We visit the day Harvard law student Barack took his law firm adviser, Michelle, out for a walk on the Southside of Chicago, to visit the sites where he had been working as a community organizer.

I’m sure more than one critic will tag it as a Richard Linklater “Before Sunrise” stroll with Obama as Ethan Hawke and Michelle as Julie Delpy. Because, as in Linklater’s film, precious little happens. Well, love begins to happen, but for Barack, it’s a tough sell.

Throughout the 84 minutes, including the 10-minute credit crawl at the end, this handsome young couple walk and talk, sit and talk, stroll through a museum showing of the work of the brilliant African American painter Ernie Barnes, and talk.


Actually, and I mean this, that exhibit and the run of Barnes paintings in the crawl is worth the price of the ticket.

Of course, viewing from this point in history, we know from the very moment they meet, as he picks her up at her Southside family home, where Michelle’s father asked “Baraka whata?” that the future leader of the free world had been struck by her the moment he first saw her.

This happened at an intern meeting, where she was chosen to be his guide. He knew from that instant that she was going to be his first lady in some form or the another, maybe just as a lawyer, a grocery store owner or NBA basketball star.

We doubt he had the White House in mind, but of course we do, and that’s what keeps this 84 minutes from lulling us to sleep.

In a way, it’s kind of fun, and I’m sure that Tanne’s idea was for us to visualize this happy young black couple years in the future. But now, in this feature, we have to tag along with this lovable duo through a hot Chicago day, with Michelle resisting Barack’s idea that it is a “date.”

They dance to some Chicago park African drummers, and share a lunch that she insisted on paying half of.


We learn some new things: Michelle loved chocolate ice cream and didn’t like the piece of pie Barack bought for her.

“Who doesn’t like pie,” he growls.

Later on he buys her an ice cream cone, and we can see that his persistence is wearing her down.

But even after 84 minutes of walking and talking, stopping and chatting, I was unable to detect a definitive moment of surrender.

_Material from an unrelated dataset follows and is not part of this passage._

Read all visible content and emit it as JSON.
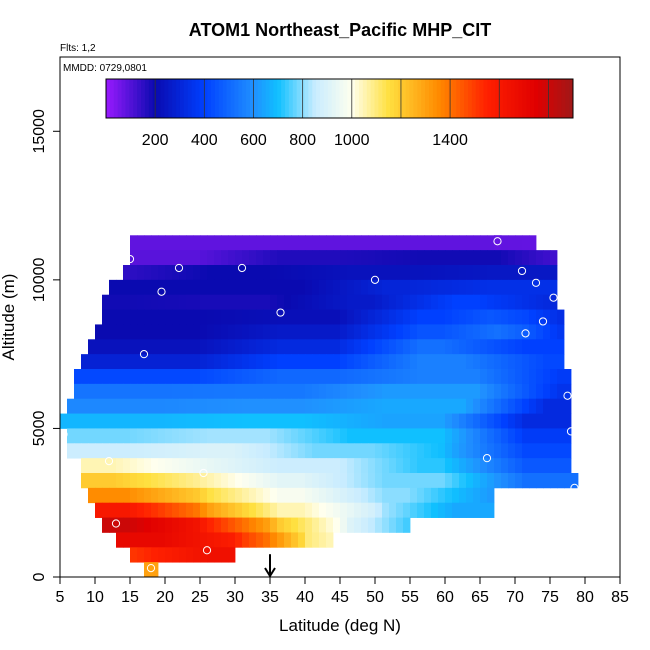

We do get a glimpse of the future orating Obama, whose poster HOPE adorns our walls and whom we’ve elected twice, when he takes her to a community meeting.

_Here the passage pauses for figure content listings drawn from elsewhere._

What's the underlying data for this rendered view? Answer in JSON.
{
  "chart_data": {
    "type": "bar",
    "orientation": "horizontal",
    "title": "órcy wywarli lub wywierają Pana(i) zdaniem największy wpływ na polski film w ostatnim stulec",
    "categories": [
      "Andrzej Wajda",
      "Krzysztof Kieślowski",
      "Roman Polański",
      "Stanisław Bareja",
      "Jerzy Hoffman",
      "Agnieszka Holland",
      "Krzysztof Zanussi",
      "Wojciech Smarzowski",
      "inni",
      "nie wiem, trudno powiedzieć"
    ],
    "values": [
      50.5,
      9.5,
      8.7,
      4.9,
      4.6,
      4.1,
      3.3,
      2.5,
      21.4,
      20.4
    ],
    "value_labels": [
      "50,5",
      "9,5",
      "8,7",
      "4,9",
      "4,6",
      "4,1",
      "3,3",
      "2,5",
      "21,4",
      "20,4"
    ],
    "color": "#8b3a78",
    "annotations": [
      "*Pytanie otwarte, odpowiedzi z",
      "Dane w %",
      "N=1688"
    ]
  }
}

Here he confronts and soothes the members, when they are fired up over the city’s refusal to give them a community center.


He placates them with that “no drama, Obama” style and wins the day in front of his dream girl, who keeps insisting that she is not about to be anyone’s dream, let alone a tall skinny, black law student driving a car with a porous floorboard.

“I have bigger plans,” she says.

If she only had known how big.

“Southside With You” is not without merit; both players are charming and talented, as is director Tannes. I look forward to his full-length feature, the one he does about them 30 years from now.

J.P. Devine is a former screen and film actor and the author of “Will Write For Food.”